In the months and weeks before, though, no friend had offered up more dire warnings than Matt: "Do you really want to miss out on being on your own in the big city somewhere? Don't you know how high the divorce rate is among people who get married in their twenties? Danny's an okay guy, but he's kind of immature, isn't he?" Some of his comments, especially that last one, had been downright offensive to Maggie. But Matt had been among her closest friends since freshman year, and so she had taken his outrage in stride. One reason for her high tolerance for his protests, of course, was that Matt was the one and only person who probably could have made her reconsider about marrying Danny. But he had never said the magic words that would have accomplished that: "But Maggie, I love you too." Freshman year, not a day had gone by that Maggie hadn't desperately hoped to hear him say it. Every one of their coffee dates or their long walks through town had been delightfully intimate, the two scared freshlings getting to know one another and sharing their feelings on life on their own for the first time and their dreams for the future, and they had always ended in a warm hug outside one or the other of their dorms...but nothing more, ever.

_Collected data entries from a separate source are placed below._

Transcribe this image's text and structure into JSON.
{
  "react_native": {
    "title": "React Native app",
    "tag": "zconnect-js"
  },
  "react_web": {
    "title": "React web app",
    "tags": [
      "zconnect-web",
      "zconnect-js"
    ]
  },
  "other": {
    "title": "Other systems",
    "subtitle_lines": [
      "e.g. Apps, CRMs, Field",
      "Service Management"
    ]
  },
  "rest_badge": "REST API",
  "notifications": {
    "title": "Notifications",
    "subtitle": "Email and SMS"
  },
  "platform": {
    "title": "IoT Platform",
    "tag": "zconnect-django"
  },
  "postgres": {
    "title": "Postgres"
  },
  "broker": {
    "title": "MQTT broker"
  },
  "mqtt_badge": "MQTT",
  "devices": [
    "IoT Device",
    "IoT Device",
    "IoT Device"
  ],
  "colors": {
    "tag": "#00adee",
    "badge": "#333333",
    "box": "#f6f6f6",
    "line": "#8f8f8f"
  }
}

Maggie had waited and hoped for him to take the next step, and when he still hadn't by spring break, she had finally taken the bull by the horns and asked him out herself. "But we already are going out Friday, aren't we? Pizza, right?"
"I was hoping for something a bit more elaborate for once, Matt."
"More elaborate?"
"Matt! Can't you see what I'm getting at? We've been avoiding it all year!"
"Avoiding what? Oh, Maggie, you didn't think you and I..."
"Haven't you ever thought of it?!"
"Well...no, Maggie. I love you as a friend and all, but to me you're one of the guys."